The abrasiveness of sand sediment washed into the cave may account for the largest section of passage being that closest to the former sinks feeding into the Far North. These large passages date probably from a period prior to the capture of much of the surface drainage by the River Haffes (Figure 6.3). The choke in Gerrard Platten Hall lies 40 m below a large collapse doline, and the feature represents an early stage of the dissection and eventual destruction of the cave. Tunnel Cave appears to have been an inlet to Dan-yr-Ogof before the side of the Tawe Valley retreated far enough to remove the junction; its truncation is another aspect of cave destruction.

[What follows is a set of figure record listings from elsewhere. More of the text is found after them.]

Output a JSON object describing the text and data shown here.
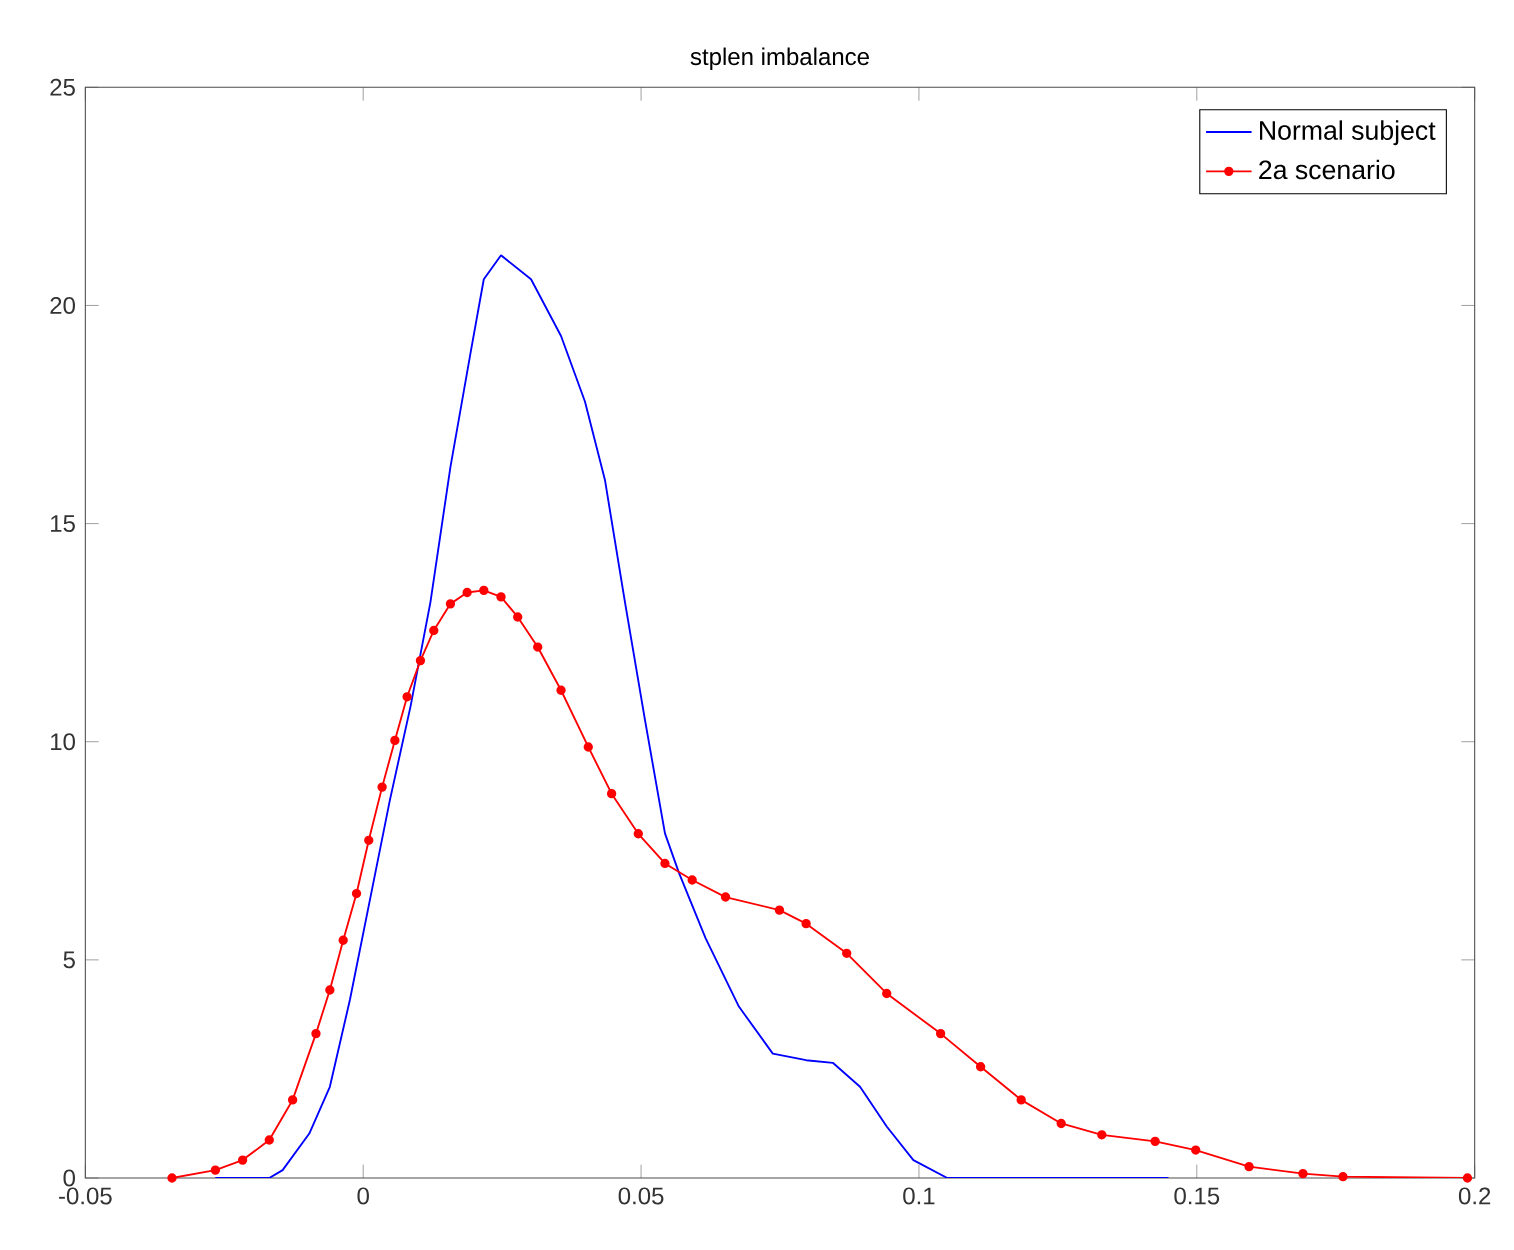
{
  "chart_data": {
    "type": "line",
    "title": "stplen imbalance",
    "xlim": [
      -0.05,
      0.2
    ],
    "ylim": [
      0,
      25
    ],
    "xticks": [
      -0.05,
      0,
      0.05,
      0.1,
      0.15,
      0.2
    ],
    "yticks": [
      0,
      5,
      10,
      15,
      20,
      25
    ],
    "grid": false,
    "legend": "top right",
    "line_style": "solid",
    "series": [
      {
        "name": "Normal subject",
        "color": "#0000ff",
        "marker": "none",
        "x": [
          -0.0266,
          -0.0169,
          -0.0145,
          -0.0097,
          -0.006,
          -0.0024,
          0.0012,
          0.0048,
          0.0085,
          0.0121,
          0.0157,
          0.0193,
          0.0217,
          0.0248,
          0.0302,
          0.0356,
          0.0399,
          0.0435,
          0.0471,
          0.0507,
          0.0543,
          0.0568,
          0.0616,
          0.0676,
          0.0737,
          0.0797,
          0.0845,
          0.0894,
          0.0942,
          0.099,
          0.1051,
          0.1449
        ],
        "values": [
          0,
          0,
          0.18,
          1.02,
          2.09,
          4.08,
          6.37,
          8.66,
          10.8,
          13.2,
          16.3,
          18.9,
          20.6,
          21.15,
          20.6,
          19.3,
          17.8,
          16.0,
          13.2,
          10.5,
          7.9,
          7.0,
          5.5,
          3.93,
          2.85,
          2.7,
          2.64,
          2.09,
          1.18,
          0.41,
          0,
          0
        ]
      },
      {
        "name": "2a scenario",
        "color": "#ff0000",
        "marker": "circle",
        "x": [
          -0.0344,
          -0.0266,
          -0.0217,
          -0.0169,
          -0.0127,
          -0.0085,
          -0.006,
          -0.0036,
          -0.0012,
          0.001,
          0.0034,
          0.0057,
          0.0079,
          0.0103,
          0.0127,
          0.0157,
          0.0187,
          0.0217,
          0.0248,
          0.0278,
          0.0314,
          0.0356,
          0.0405,
          0.0447,
          0.0495,
          0.0543,
          0.0592,
          0.0652,
          0.0749,
          0.0797,
          0.087,
          0.0942,
          0.1039,
          0.1111,
          0.1184,
          0.1256,
          0.1329,
          0.1425,
          0.1498,
          0.1594,
          0.1691,
          0.1763,
          0.1987
        ],
        "values": [
          0,
          0.18,
          0.41,
          0.87,
          1.79,
          3.31,
          4.31,
          5.45,
          6.52,
          7.74,
          8.96,
          10.03,
          11.03,
          11.86,
          12.55,
          13.16,
          13.42,
          13.47,
          13.32,
          12.86,
          12.17,
          11.18,
          9.88,
          8.81,
          7.89,
          7.21,
          6.83,
          6.44,
          6.14,
          5.83,
          5.15,
          4.23,
          3.31,
          2.55,
          1.79,
          1.25,
          0.99,
          0.84,
          0.64,
          0.26,
          0.1,
          0.03,
          0
        ]
      }
    ]
  }
}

The stages in the development of the caves, with their consecutive sequences of passages and repeated rejuvenations, must relate to the series of ice advances and the glacial and fluvial valley deepening during the Pleistocene. Much of the original allogenic drainage has been lost to the River Haffes, in an unusual example of underground drainage being captured by a surface stream. The resurgence is now perched above the valley floor, as the water emerges from a truncated phreatic tube very close to the base of the cavernous limestone. A preliminary interpretation of events ascribes different drainage routes and cave passages to the interglacial stages of the Pleistocene (Coase, 1989), but it remains conjectural without absolute dates from the cave sediments. Environmental and chronological data have yet to be elucidated from the thick clastic and speleothem sequences in the various cave levels, to obtain a clearer picture of the evolution of both the cave system and its surrounding landscape.

Conclusion

Dan-yr-Ogof is a major cave system with large, fault-guided passages uniting in a drained phreatic trunk route along the axis of a syncline. It shows very clearly the effect of various geological controls on cave development, and it contrasts with the adjacent Ogof Ffynnon Ddu, a cave system with a conspicuously different morphology in the same limestone in a different structural situation on the other side of the Cribarth Disturbance (Figure 6.3). Rejuvenation in response to valley incision has left an extensive series of partly abandoned, high-level passages, many of which are classic examples of their type, superbly decorated with calcite speleothems.